Mode.—Cut the remains of a good cold plum-pudding into finger-pieces, soak them in a little brandy, and lay them cross-barred in a mould until full. Make a custard with the above proportion of milk and eggs, flavouring it with nutmeg or lemon-rind; fill up the mould with it; tie it down with a cloth, and boil or steam it for an hour. Serve with a little of the custard poured over, to which has been added a tablespoonful of brandy.

Eliza Acton (1845) gives ‘The Good Daughter’s Mincemeat Pudding’ which is effectively a Bread and Butter Pudding with the bread spread generously with mincemeat mixture:

Author’s Receipt.
Lay into a rather deep tart-dish some thin slices of French roll very slightly spread with butter and covered with a thick layer of mincemeat; place a second tier lightly over these, covered in the same way with the mincemeat; then pour gently in a custard made with three well-whisked eggs, three quarters of a pint of new milk or thick cream, the slightest pinch of salt, and two ounces of sugar. Let the pudding stand to soak for an hour, then bake it gently until it is quite firm in the centre: this will be in from three-quarters of an hour to a full hour.
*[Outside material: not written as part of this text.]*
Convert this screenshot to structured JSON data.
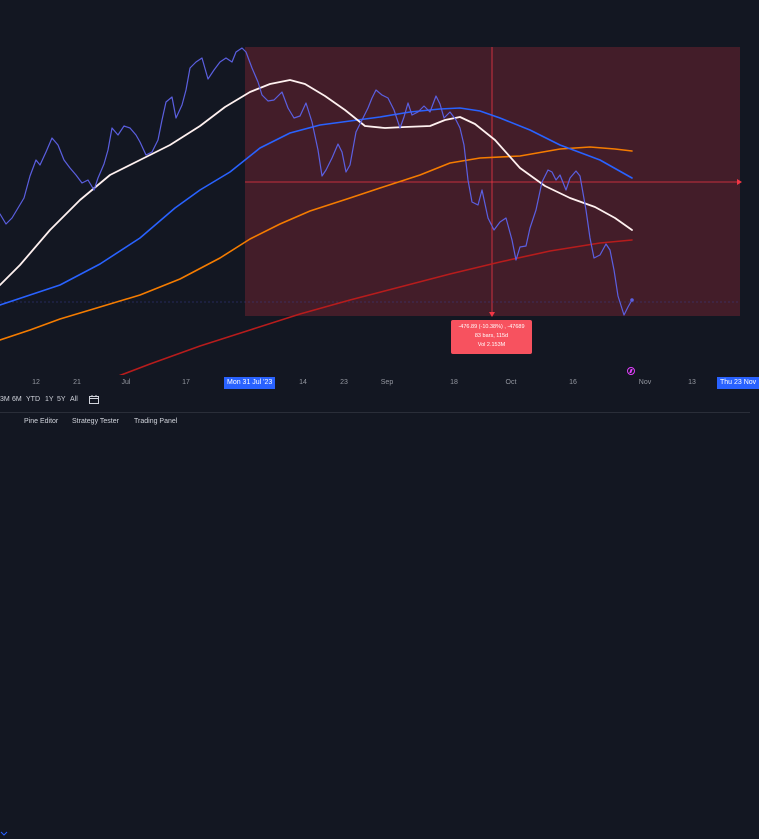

from Modern Cookery for Private Families, 1845

Eliza’s ‘good daughter’s’ mincemeat pudding

From book Eliza Acton. Modern Cookery for Private Families. 1845

Ingredients

  • 1 French-style brioche or soft baguette (sliced thinly)
  • butter
  • 1/2 cup fruit mince
  • 200ml milk
  • 250ml cream
  • 3 eggs (well whisked)
  • pinch salt
  • 60g sugar

Note

Adapted from an Eliza Acton recipe published in 1845. We are assured by Eliza that this dutiful dish is her own original recipe.

Directions

Preheat the oven to 160 °C. Butter the bread lightly and spread generously with fruit mince. Layer the slices in a deep ovenproof dish.
Whisk the milk, cream, eggs, salt and sugar together and pour the custard mixture over the layered bread and mince. Set aside for 30 minutes to allow the bread to absorb the custard.
Bake for approximately 45–60 minutes, or until the pudding is quite firm in the centre.